There were also emotional / intellectual challenges.
“We were given tasks to accomplish as a group. At first it was difficult for me, because I’m more used to working alone, ”she said. “On the first day of the challenge, our group struggled to make the river cross with a rope. That evening, after we had the chance to discuss what was wrong and brainstorm solutions, it became clear that as a group we were so much better equipped to be successful than when we were trying to figure it out. the challenge by ourselves.
Another participant in the program is Roberto Augustini, who will be senior next year at MAST. His passion is the research and development of sustainable mental health.

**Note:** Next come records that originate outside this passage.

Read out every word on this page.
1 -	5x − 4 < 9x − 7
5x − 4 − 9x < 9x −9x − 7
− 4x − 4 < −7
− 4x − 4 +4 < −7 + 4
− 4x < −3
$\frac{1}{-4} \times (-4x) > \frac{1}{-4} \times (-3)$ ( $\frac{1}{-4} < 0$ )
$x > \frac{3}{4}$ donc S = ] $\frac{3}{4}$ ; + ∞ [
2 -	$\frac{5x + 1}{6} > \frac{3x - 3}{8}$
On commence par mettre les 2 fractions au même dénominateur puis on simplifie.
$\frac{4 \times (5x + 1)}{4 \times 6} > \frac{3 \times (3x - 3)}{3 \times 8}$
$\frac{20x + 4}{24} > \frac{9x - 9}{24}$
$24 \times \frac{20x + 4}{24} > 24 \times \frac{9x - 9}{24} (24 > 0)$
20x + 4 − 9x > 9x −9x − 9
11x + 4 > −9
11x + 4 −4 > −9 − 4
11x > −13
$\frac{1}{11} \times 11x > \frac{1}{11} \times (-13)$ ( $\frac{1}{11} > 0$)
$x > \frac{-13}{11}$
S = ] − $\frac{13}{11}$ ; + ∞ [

“We are all under as much stress as students in a high-intensity school. It is important to learn the tools to help understand and control our emotions, ”said Augustini, president of the Interact club at MAST.
His project associated him with HahnX, an organization created to have a positive impact on the world’s greatest challenges, as defined by the United Nations Sustainable Development Goals for 2030.
“By learning not to be stressed and to control your thoughts, you can become an effective leader,” said Augustini, who said he planned to major in chemistry after high school and then go to college. medicine.
Reyna and Augustini were already involved in the Green Champions Club at MAST, another YLC partner, which encourages students to be active in environmental initiatives.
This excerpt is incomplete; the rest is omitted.